Adapun layanan yang ada dalam equity crowdfunding antara lain jangka waktu penawaran 12 bulan, nilai penawaran paling banyak Rp 10 milyar, masa penawaran paling lama 60 hari,dan hanya dapat menawarkan saham melalui 1 penyelenggara dalam waktu yang bersamaan.
Kemudian, Kunwidarto menambahkan, penerbit diharuskan membayar denda apabila penerbit membatalkan penawaran saham sebelum berakhirnya masa penawaran saham dan apabila minimum dana tidak terpenuhi maka penawaran batal demi hukum. Selanjutnya, syarat untuk menjadi penerbit saham dalam equity crowdfunding merupakan bukan perusahaan publik sebagaimana diatur dalam Undang-Undang tentang pasar modal jika jumlah pemegang saham tidak lebih dari 300 pihak dan modal yang disetor tidak lebih dari Rp 30 milyar.
Sebagaimana yang tertuang dalam Pasal 32 Peraturan OJK Nomor 37/POJK.04/2018 Tentang Layanan Urun Dana Melalui Penawaran Saham Berbasis Teknologi Informasi (Equity Crowdfunding), penyelenggara maupun penerbit saham wajib menjaga keharasiaan data informasi mengenai saham maupun data informasi mengenai penerbit. Menurut Ermanto, dengan adanya fintech jenis equity crowdfunding maka dapat dijadikan sebagai sarana untuk mendapatkan modal dalam rangka mempertahankan dan meningkatkan usaha.
Lebih lanjut Ermanto menjelaskan, fintech crowdfunding terbagi dalam beberapa kategori seperti donation based, reward based, debt based, dan equity based. Equity Based adalah uang yang disetorkan akan menjadi ekuitas atau bagian kepemilikan atas perusahaan dengan imbalan dividen.
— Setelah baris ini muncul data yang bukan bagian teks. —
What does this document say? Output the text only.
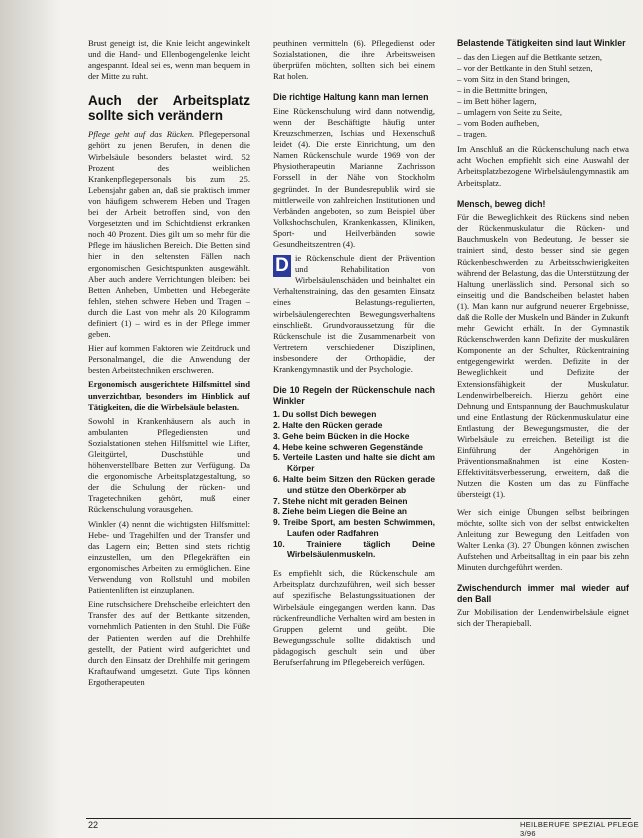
Brust geneigt ist, die Knie leicht angewinkelt und die Hand- und Ellenbogengelenke leicht angespannt. Ideal sei es, wenn man bequem in der Mitte zu ruht.

Auch der Arbeitsplatz sollte sich verändern

Pflege geht auf das Rücken. Pflegepersonal gehört zu jenen Berufen, in denen die Wirbelsäule besonders belastet wird. 52 Prozent des weiblichen Krankenpflegepersonals bis zum 25. Lebensjahr gaben an, daß sie praktisch immer von häufigem schwerem Heben und Tragen bei der Arbeit betroffen sind, von den Vorgesetzten und im Schichtdienst erkranken noch 40 Prozent. Dies gilt um so mehr für die Pflege im häuslichen Bereich. Die Betten sind hier in den seltensten Fällen nach ergonomischen Gesichtspunkten ausgewählt. Aber auch andere Verrichtungen bleiben: bei Betten Anheben, Umbetten und Hebegeräte fehlen, stehen schwere Heben und Tragen – durch die Last von mehr als 20 Kilogramm definiert (1) – wird es in der Pflege immer geben.

Hier auf kommen Faktoren wie Zeitdruck und Personalmangel, die die Anwendung der besten Arbeitstechniken erschweren.

Ergonomisch ausgerichtete Hilfsmittel sind unverzichtbar, besonders im Hinblick auf Tätigkeiten, die die Wirbelsäule belasten.

Sowohl in Krankenhäusern als auch in ambulanten Pflegediensten und Sozialstationen stehen Hilfsmittel wie Lifter, Gleitgürtel, Duschstühle und höhenverstellbare Betten zur Verfügung. Da die ergonomische Arbeitsplatzgestaltung, so der die Schulung der rücken- und Tragetechniken gehört, muß einer Rückenschulung vorausgehen.

Winkler (4) nennt die wichtigsten Hilfsmittel: Hebe- und Tragehilfen und der Transfer und das Lagern ein; Betten sind stets richtig einzustellen, um den Pflegekräften ein ergonomisches Arbeiten zu ermöglichen. Eine Verwendung von Rollstuhl und mobilen Patientenliften ist einzuplanen.

Eine rutschsichere Drehscheibe erleichtert den Transfer des auf der Bettkante sitzenden, vornehmlich Patienten in den Stuhl. Die Füße der Patienten werden auf die Drehhilfe gestellt, der Patient wird aufgerichtet und durch den Einsatz der Drehhilfe mit geringem Kraftaufwand umgesetzt. Gute Tips können Ergotherapeuten

peuthinen vermitteln (6). Pflegedienst oder Sozialstationen, die ihre Arbeitsweisen überprüfen möchten, sollten sich bei einem Rat holen.

Die richtige Haltung kann man lernen

Eine Rückenschulung wird dann notwendig, wenn der Beschäftigte häufig unter Kreuzschmerzen, Ischias und Hexenschuß leidet (4). Die erste Einrichtung, um den Namen Rückenschule wurde 1969 von der Physiotherapeutin Marianne Zachrisson Forssell in der Nähe von Stockholm gegründet. In der Bundesrepublik wird sie mittlerweile von zahlreichen Institutionen und Verbänden angeboten, so zum Beispiel über Volkshochschulen, Krankenkassen, Kliniken, Sport- und Heilverbänden sowie Gesundheitszentren (4).

D ie Rückenschule dient der Prävention und Rehabilitation von Wirbelsäulenschäden und beinhaltet ein Verhaltenstraining, das den gesamten Einsatz eines Belastungs-regulierten, wirbelsäulengerechten Bewegungsverhaltens einschließt. Grundvoraussetzung für die Rückenschule ist die Zusammenarbeit von Vertretern verschiedener Disziplinen, insbesondere der Orthopädie, der Krankengymnastik und der Psychologie.

Die 10 Regeln der Rückenschule nach Winkler
1. Du sollst Dich bewegen
2. Halte den Rücken gerade
3. Gehe beim Bücken in die Hocke
4. Hebe keine schweren Gegenstände
5. Verteile Lasten und halte sie dicht am Körper
6. Halte beim Sitzen den Rücken gerade und stütze den Oberkörper ab
7. Stehe nicht mit geraden Beinen
8. Ziehe beim Liegen die Beine an
9. Treibe Sport, am besten Schwimmen, Laufen oder Radfahren
10. Trainiere täglich Deine Wirbelsäulenmuskeln.

Es empfiehlt sich, die Rückenschule am Arbeitsplatz durchzuführen, weil sich besser auf spezifische Belastungssituationen der Wirbelsäule eingegangen werden kann. Das rückenfreundliche Verhalten wird am besten in Gruppen gelernt und geübt. Die Bewegungsschule sollte didaktisch und pädagogisch geschult sein und über Berufserfahrung im Pflegebereich verfügen.

Belastende Tätigkeiten sind laut Winkler
– das den Liegen auf die Bettkante setzen,
– vor der Bettkante in den Stuhl setzen,
– vom Sitz in den Stand bringen,
– in die Bettmitte bringen,
– im Bett höher lagern,
– umlagern von Seite zu Seite,
– vom Boden aufheben,
– tragen.

Im Anschluß an die Rückenschulung nach etwa acht Wochen empfiehlt sich eine Auswahl der Arbeitsplatzbezogene Wirbelsäulengymnastik am Arbeitsplatz.

Mensch, beweg dich!

Für die Beweglichkeit des Rückens sind neben der Rückenmuskulatur die Rücken- und Bauchmuskeln von Bedeutung. Je besser sie trainiert sind, desto besser sind sie gegen Rückenbeschwerden zu Arbeitsschwierigkeiten während der Belastung, das die Unterstützung der Haltung unerlässlich sind. Personal sich so einseitig und die Bandscheiben belastet haben (1). Man kann nur aufgrund neuerer Ergebnisse, daß die Rolle der Muskeln und Bänder in Zukunft mehr Gewicht erhält. In der Gymnastik Rückenschwerden kann Defizite der muskulären Komponente an der Schulter, Rückentraining entgegengewirkt werden. Defizite in der Beweglichkeit und Defizite der Extensionsfähigkeit der Muskulatur. Lendenwirbelbereich. Hierzu gehört eine Dehnung und Entspannung der Bauchmuskulatur und eine Entlastung der Rückenmuskulatur eine Entlastung der Bewegungsmuster, die der Wirbelsäule zu erreichen. Beteiligt ist die Einführung der Angehörigen in Präventionsmaßnahmen ist eine Kosten-Effektivitätsverbesserung, erweitern, daß die Nutzen die Kosten um das zu Fünffache übersteigt (1).

Wer sich einige Übungen selbst beibringen möchte, sollte sich von der selbst entwickelten Anleitung zur Bewegung den Leitfaden von Walter Lenka (3). 27 Übungen können zwischen Aufstehen und Arbeitsalltag in ein paar bis zehn Minuten durchgeführt werden.

Zwischendurch immer mal wieder auf den Ball

Zur Mobilisation der Lendenwirbelsäule eignet sich der Therapieball.

22	HEILBERUFE SPEZIAL PFLEGE 3/96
Donation based berbentuk donasi yaitu para pendonor yang menyetorkan tidak mendapat imbalan dari proyek yang diajukan. Sedangkan debt based sama seperti pinjaman pada umumnya. Kemudian reward based adalah mereka yang mengajukan proposal memberikan penawaran berupa hadiah.
Namun, Ermanto menambahkan crowdfunding yang ada di Indonesia berbentuk equity based. Kemudian, BPKN juga dapat menerima pengaduan dari konsumen terkait equity crowdfunding dalam ranah e-commerce.